Ma esiste già un piano banda ultralarga nazionale, approvato nel 2015, che prevedeva che con un misto di miliardi di fondi pubblici e privati al 2020 nessuno sarebbe stato senza banda ultra larga. Così non è stato, ma il Sud ha fatto certamente meglio. Nel 2013 l’Italia era quart’ultima tra i paesi membri dell’Ue con solo il 56% di abitazioni con accesso a internet contro il 72% della media europea; oggi la situazione è migliorata ma non ancora a livelli europei. E tra un anno potremmo essere ancora indietro: stando a quanto comunicato a Infratel dagli operatori, risulta che ancora nel 2022 ci potrebbero essere 80 mila indirizzi civici senza alcuna tecnologia banda ultralarga.

A essere penalizzate potrebbero essere, salvo interventi statali con nuovi investimenti, tre regioni in particolare: la Calabria (1,1% sprovvista di internet super veloce, contro la media nazionale dello 0,4%), la Val d’Aosta (2,1%), l’Emilia Romagna (0,9 per cento).

LA P. A.

Tra i punti dell’agenda digitale italiana è stata inserita anche la proposta di digitalizzare la pubblica amministrazione.
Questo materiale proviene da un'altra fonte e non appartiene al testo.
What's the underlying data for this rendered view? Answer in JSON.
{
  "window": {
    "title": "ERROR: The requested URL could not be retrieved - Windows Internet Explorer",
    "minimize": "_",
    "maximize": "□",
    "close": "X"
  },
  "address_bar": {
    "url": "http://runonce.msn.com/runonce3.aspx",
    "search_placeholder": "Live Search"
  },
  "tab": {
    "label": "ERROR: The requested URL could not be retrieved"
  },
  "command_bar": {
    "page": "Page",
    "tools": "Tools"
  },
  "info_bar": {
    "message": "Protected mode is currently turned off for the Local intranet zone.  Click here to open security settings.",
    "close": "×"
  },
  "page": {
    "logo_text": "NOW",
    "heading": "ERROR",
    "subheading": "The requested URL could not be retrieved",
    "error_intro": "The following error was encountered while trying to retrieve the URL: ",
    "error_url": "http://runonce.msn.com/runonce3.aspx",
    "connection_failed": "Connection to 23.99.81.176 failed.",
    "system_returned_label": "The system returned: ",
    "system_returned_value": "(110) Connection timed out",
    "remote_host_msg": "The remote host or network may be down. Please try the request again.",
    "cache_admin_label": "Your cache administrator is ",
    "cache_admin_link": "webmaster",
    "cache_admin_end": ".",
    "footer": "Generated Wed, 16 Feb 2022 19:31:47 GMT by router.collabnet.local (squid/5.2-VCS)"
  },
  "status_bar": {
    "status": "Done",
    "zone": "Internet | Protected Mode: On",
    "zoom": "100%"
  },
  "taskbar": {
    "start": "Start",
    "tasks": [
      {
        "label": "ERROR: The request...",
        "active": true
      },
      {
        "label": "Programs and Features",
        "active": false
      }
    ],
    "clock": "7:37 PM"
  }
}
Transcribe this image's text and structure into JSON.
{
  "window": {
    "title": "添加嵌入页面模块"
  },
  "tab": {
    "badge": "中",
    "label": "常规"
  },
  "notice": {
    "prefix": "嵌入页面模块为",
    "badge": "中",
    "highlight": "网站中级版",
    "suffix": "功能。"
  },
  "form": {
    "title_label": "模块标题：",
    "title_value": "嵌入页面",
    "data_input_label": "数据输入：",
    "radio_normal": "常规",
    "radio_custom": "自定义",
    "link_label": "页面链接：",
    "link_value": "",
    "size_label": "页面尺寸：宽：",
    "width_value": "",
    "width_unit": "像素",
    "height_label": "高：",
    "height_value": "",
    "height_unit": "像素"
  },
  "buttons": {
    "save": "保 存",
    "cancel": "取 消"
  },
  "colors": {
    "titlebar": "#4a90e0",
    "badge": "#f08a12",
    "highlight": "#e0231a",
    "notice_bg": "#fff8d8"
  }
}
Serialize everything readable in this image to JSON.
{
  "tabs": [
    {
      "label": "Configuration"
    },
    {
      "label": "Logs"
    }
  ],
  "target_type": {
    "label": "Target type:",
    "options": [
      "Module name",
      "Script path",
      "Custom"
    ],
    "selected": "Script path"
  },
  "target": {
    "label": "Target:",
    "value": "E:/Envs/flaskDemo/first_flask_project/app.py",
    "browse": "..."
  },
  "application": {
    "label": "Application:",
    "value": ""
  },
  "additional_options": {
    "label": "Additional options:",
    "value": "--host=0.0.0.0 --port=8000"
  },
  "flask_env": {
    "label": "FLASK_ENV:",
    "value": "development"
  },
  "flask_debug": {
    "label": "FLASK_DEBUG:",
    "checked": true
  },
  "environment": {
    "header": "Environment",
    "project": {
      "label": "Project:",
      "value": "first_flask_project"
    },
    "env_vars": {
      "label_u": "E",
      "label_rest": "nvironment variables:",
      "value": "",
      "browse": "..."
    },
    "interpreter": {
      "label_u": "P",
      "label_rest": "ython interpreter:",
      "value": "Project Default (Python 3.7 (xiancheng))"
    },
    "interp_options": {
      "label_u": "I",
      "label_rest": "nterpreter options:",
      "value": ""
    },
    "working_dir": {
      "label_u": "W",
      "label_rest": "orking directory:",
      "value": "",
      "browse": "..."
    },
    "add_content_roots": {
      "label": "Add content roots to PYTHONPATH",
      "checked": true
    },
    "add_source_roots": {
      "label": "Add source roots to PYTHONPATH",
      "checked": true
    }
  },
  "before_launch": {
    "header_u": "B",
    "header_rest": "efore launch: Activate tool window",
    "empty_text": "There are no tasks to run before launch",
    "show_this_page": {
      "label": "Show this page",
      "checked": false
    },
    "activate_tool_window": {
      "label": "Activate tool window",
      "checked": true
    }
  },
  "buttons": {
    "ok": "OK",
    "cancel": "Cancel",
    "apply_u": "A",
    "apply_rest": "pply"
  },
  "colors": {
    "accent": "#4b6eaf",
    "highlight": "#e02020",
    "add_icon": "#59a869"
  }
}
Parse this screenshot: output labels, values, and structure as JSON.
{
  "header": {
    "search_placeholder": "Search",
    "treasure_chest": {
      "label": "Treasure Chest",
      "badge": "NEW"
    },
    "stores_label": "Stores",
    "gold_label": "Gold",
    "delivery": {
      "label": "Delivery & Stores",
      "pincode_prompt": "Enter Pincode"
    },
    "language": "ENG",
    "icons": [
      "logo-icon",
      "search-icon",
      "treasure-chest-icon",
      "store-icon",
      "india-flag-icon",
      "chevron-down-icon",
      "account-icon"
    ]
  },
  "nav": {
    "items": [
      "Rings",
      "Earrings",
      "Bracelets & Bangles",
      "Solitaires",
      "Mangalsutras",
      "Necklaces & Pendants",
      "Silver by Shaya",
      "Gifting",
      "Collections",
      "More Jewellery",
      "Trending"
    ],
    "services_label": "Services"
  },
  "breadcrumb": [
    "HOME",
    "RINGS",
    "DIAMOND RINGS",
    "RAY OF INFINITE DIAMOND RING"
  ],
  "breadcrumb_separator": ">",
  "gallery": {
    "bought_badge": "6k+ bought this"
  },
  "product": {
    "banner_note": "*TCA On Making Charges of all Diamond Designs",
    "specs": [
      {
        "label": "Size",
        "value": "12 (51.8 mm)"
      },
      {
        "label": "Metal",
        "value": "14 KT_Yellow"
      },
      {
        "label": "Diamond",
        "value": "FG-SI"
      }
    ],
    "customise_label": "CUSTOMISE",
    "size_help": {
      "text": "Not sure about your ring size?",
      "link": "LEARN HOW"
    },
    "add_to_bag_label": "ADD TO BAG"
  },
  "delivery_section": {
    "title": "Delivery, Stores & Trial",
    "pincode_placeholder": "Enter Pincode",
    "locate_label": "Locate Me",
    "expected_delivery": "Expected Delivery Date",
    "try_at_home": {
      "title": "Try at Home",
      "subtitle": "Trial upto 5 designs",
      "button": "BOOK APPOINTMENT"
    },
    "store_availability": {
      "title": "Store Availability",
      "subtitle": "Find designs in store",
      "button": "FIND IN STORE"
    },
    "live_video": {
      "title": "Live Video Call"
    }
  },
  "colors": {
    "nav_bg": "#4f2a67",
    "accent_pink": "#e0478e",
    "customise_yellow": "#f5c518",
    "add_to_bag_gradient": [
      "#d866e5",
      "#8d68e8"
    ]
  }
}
Spostando online alcuni servizi, per permettere ai cittadini di usufruirne senza doversi necessariamente recare negli uffici delle Pa. «Nel 2013 – scrive Openpolis – prima dell’introduzione dell’agenda di crescita digitale italiana, il 99,4% dei Comuni aveva un sito, ma meno del 20% lo utilizzava per erogare servizi online. A 6 anni di distanza dall’introduzione dell’agenda, l’obiettivo di digitalizzare la Pubblica amministrazione non è stato ancora raggiunto. Anzi, la situazione è addirittura peggiorata dal 2009 al 2019».